Jean Gulliver, chair of the State Board of Education, said it’s no surprise that the program is propelling more students into college. “If you succeed in middle school, you’re more likely to succeed in high school, and more likely to go on” to postsecondary education, she said.

JMG touts the value of postsecondary education by continually asking high school students to update their career goals and to research the education, skill level and salary associated with a particular job they think they want.

They “begin to see if they are really serious about it,” said Lori McBrine, Judson’s sister-in-law and a JMG teacher at Washington Academy.

Students must maintain their attendance and grades and make sure their classes satisfy college admission requirements. “We’re constantly talking and talking about postsecondary education,” she said.

When students write essays about where they want to be in 10 years and that “they want to have a big house, a nice car, and all the luxuries they can list,” McBrine said she helps them understand that before they can buy those things, “they need the income.”

She also invites into the classroom people who realized they ought to have continued on to postsecondary education. Having someone tell students, “You know what, guys, this is where I floundered … I haven’t even been able to keep my books,” can be effective, she said.

JMG classes keep students involved and active. On one recent day they were happily moving about McBrine’s room as part of an activity to help them understand stereotyping and diversity.

The same homey atmosphere was evident a few miles away at Machias High School where JMG students gathered around a large table as teacher Jeff Chick showed them on the blackboard how “life is like a pepperoni pizza,” made up of various stages or “slices.”

“My objective is for them to understand that they’ll be working for 47 years if they go to work at 18 and that they’d better like what they do,” he said. “And I want them to understand that if you want to be successful at life, it starts right here in high school.”

JMG students who go on to college tend to stay, thanks in part to the one-year follow-up they receive through the program after graduation. Only 20 percent of JMG students drop out of college before their sophomore year, according to Thibodeau.

“All year long I’m telling my seniors, ‘Realize next year you’ll hear from me at least once a month, and that your employer or professor will hear from me,”‘ McBrine said.

Knowing that McBrine would be checking on her kept Lisa Cushing, 21, now a senior at the University of Maine at Machias, on the straight and narrow after she graduated from Washington Academy.

“I can’t let her down,” Cushing said she recalled thinking.

She joined JMG as a junior after she found herself “really troubled” and failing some classes.

Although her mother pushed her to keep up her grades, Cushing said she began caring about her schoolwork and thinking positively about the future only after “someone outside my family showed me they cared about what I did with my life and wanted me to succeed.”

In 1995, after schools began asking for a program for younger students, JMG created a new curriculum for seventh- and eighth-graders in several middle schools.

“We agreed with school leaders that if you can get to the student earlier, you make a bigger difference in citizenship and academics, and students can carry on themselves,” said Thibodeau. Most seventh- and eighth-graders who participate in the program no longer need JMG once they get to high school, he said.
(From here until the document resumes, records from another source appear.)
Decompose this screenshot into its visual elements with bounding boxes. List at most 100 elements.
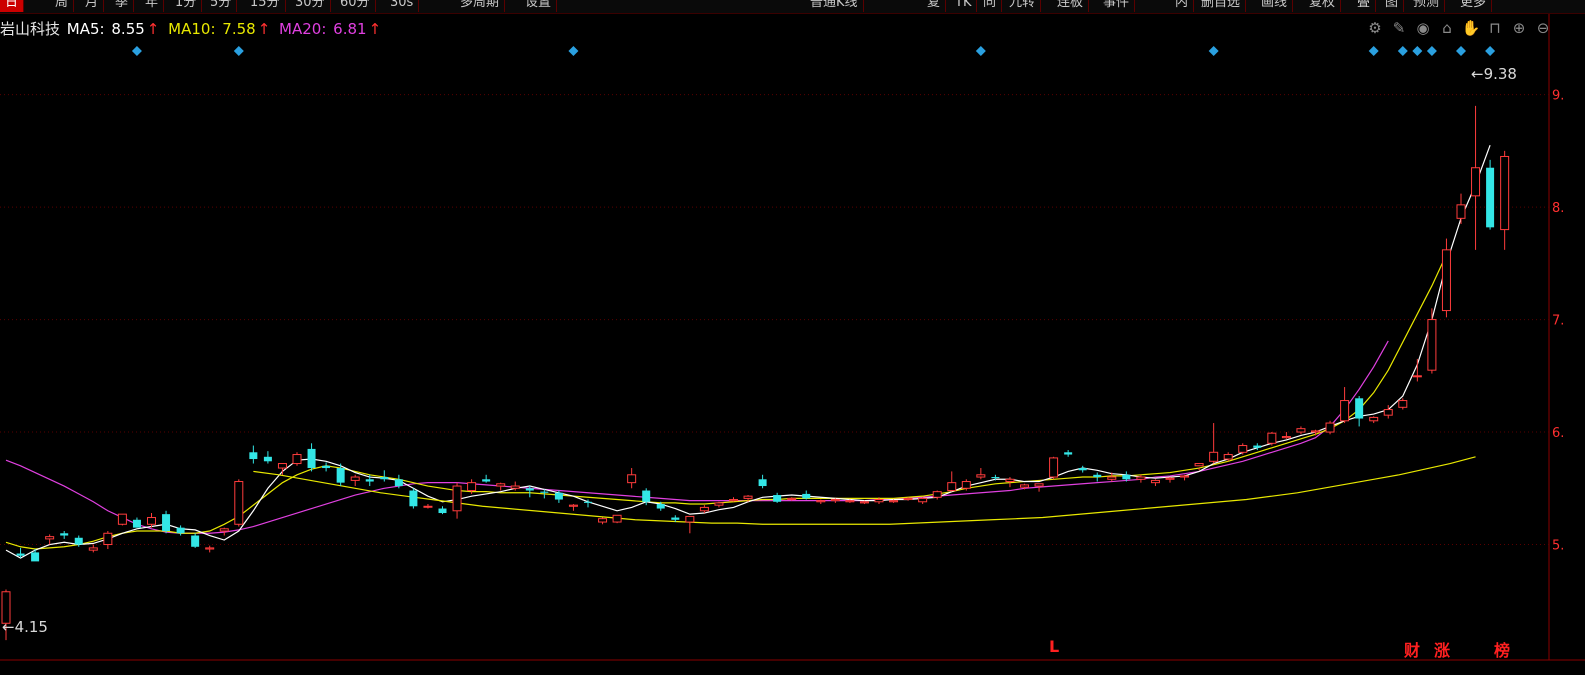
candle-body-7 — [103, 532, 113, 546]
candle-body-5 — [74, 537, 83, 545]
candle-body-61 — [889, 500, 899, 503]
candle-body-52 — [758, 479, 767, 487]
candle-body-86 — [1253, 445, 1262, 448]
candle-body-85 — [1238, 445, 1248, 453]
candle-body-45 — [656, 504, 665, 509]
candle-body-10 — [147, 517, 156, 525]
candle-body-100 — [1456, 204, 1466, 219]
candle-body-2 — [31, 552, 40, 562]
price-tick-label-2: 7. — [1552, 314, 1564, 329]
candle-body-94 — [1369, 416, 1379, 422]
candle-body-29 — [423, 505, 433, 508]
low-price-label: ←4.15 — [2, 618, 48, 636]
candle-body-37 — [540, 491, 549, 493]
candle-body-28 — [409, 490, 418, 507]
candle-body-38 — [554, 492, 563, 500]
candle-body-3 — [45, 536, 55, 540]
candle-body-69 — [1005, 478, 1015, 483]
candle-body-103 — [1500, 155, 1510, 231]
candle-body-71 — [1034, 483, 1044, 487]
candle-body-9 — [132, 519, 141, 528]
candle-body-89 — [1296, 428, 1306, 433]
candle-body-26 — [380, 477, 389, 480]
candle-body-6 — [88, 547, 98, 551]
candle-body-73 — [1064, 452, 1073, 455]
candle-body-97 — [1412, 375, 1422, 378]
candle-body-21 — [307, 448, 316, 469]
finance-badge[interactable]: 财 — [1404, 637, 1420, 661]
candle-body-92 — [1340, 400, 1350, 422]
candle-body-8 — [117, 513, 127, 525]
event-marker-6 — [1397, 46, 1408, 56]
candle-body-32 — [467, 482, 477, 492]
candle-body-33 — [482, 479, 491, 482]
candle-body-96 — [1398, 400, 1408, 408]
high-price-label: ←9.38 — [1471, 65, 1517, 83]
candle-body-25 — [365, 479, 374, 482]
candle-body-102 — [1486, 167, 1495, 228]
candle-body-22 — [322, 465, 331, 469]
candle-body-58 — [845, 500, 855, 503]
candle-body-82 — [1194, 463, 1204, 467]
candle-body-4 — [60, 533, 69, 536]
candle-body-18 — [263, 456, 272, 462]
candle-body-57 — [830, 499, 840, 502]
candle-body-39 — [568, 504, 578, 507]
candle-body-27 — [394, 479, 403, 487]
price-tick-label-1: 8. — [1552, 201, 1564, 216]
limit-up-badge[interactable]: 涨 — [1434, 637, 1450, 661]
candle-body-84 — [1223, 454, 1233, 460]
candle-body-46 — [671, 517, 680, 520]
candle-body-80 — [1165, 477, 1175, 480]
candle-body-77 — [1122, 474, 1131, 480]
event-marker-4 — [1208, 46, 1219, 56]
ranking-badge[interactable]: 榜 — [1494, 637, 1510, 661]
candle-body-43 — [627, 474, 637, 484]
candle-body-36 — [525, 488, 534, 491]
event-marker-8 — [1426, 46, 1437, 56]
candle-body-54 — [787, 497, 797, 501]
candle-body-59 — [859, 501, 869, 504]
event-marker-7 — [1412, 46, 1423, 56]
candle-body-11 — [162, 514, 171, 532]
candle-body-62 — [903, 497, 913, 501]
candle-body-99 — [1441, 249, 1451, 312]
candle-body-30 — [438, 508, 447, 514]
candle-body-20 — [292, 454, 302, 465]
candle-body-67 — [976, 474, 986, 478]
event-marker-2 — [568, 46, 579, 56]
candle-body-98 — [1427, 319, 1437, 371]
candle-body-79 — [1150, 479, 1160, 484]
candle-body-88 — [1281, 436, 1291, 439]
candle-body-90 — [1311, 430, 1320, 433]
candle-body-75 — [1093, 474, 1102, 478]
candle-body-14 — [205, 547, 215, 550]
candle-body-23 — [336, 468, 345, 483]
price-tick-label-4: 5. — [1552, 539, 1564, 554]
candle-body-64 — [932, 491, 942, 498]
candle-body-34 — [496, 483, 506, 487]
candle-body-51 — [743, 495, 753, 499]
l-badge[interactable]: L — [1049, 637, 1059, 656]
candle-body-76 — [1107, 476, 1117, 480]
candle-body-12 — [176, 527, 185, 534]
event-marker-9 — [1456, 46, 1466, 56]
candle-body-78 — [1136, 476, 1146, 480]
candle-body-17 — [249, 452, 258, 460]
kline-chart: 9. 8. 7. 6. 5. ←9.38 ←4.15 — [0, 14, 1585, 661]
candle-body-63 — [918, 497, 928, 503]
candle-body-53 — [773, 495, 782, 502]
candle-body-16 — [234, 481, 244, 525]
candle-body-74 — [1078, 468, 1087, 471]
ma10-line — [5, 254, 1447, 550]
event-marker-3 — [975, 46, 986, 56]
candle-body-31 — [452, 485, 462, 512]
candle-body-70 — [1020, 484, 1029, 488]
candle-body-48 — [699, 506, 709, 512]
candle-body-87 — [1267, 432, 1277, 444]
candle-body-47 — [685, 515, 695, 523]
candle-body-49 — [714, 502, 724, 506]
candle-body-101 — [1471, 167, 1481, 197]
candle-body-65 — [947, 482, 957, 492]
candle-body-35 — [510, 485, 520, 489]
With a per student cost of $1,200 each year, the program receives $2.9 million annually from federal, state, community, foundation and private sources.

If not for the program, Alison Norton, 18, “probably wouldn’t be in school and there’s probably a good chance I’d have dropped out or not cared enough to do well in class,” said the Washington Academy senior.

Norton joined JMG two years ago and thrived on the support of classmates and McBrine. “My confidence and self-esteem skyrocketed,” she said. Now she’s determined to help other JMG students.

“Quite a few kids don’t think they have the potential to move on and do something with their life,” she said. “I tell them they can do anything, that they shouldn’t listen to other people who say they’re not smart enough or that they don’t have enough money.”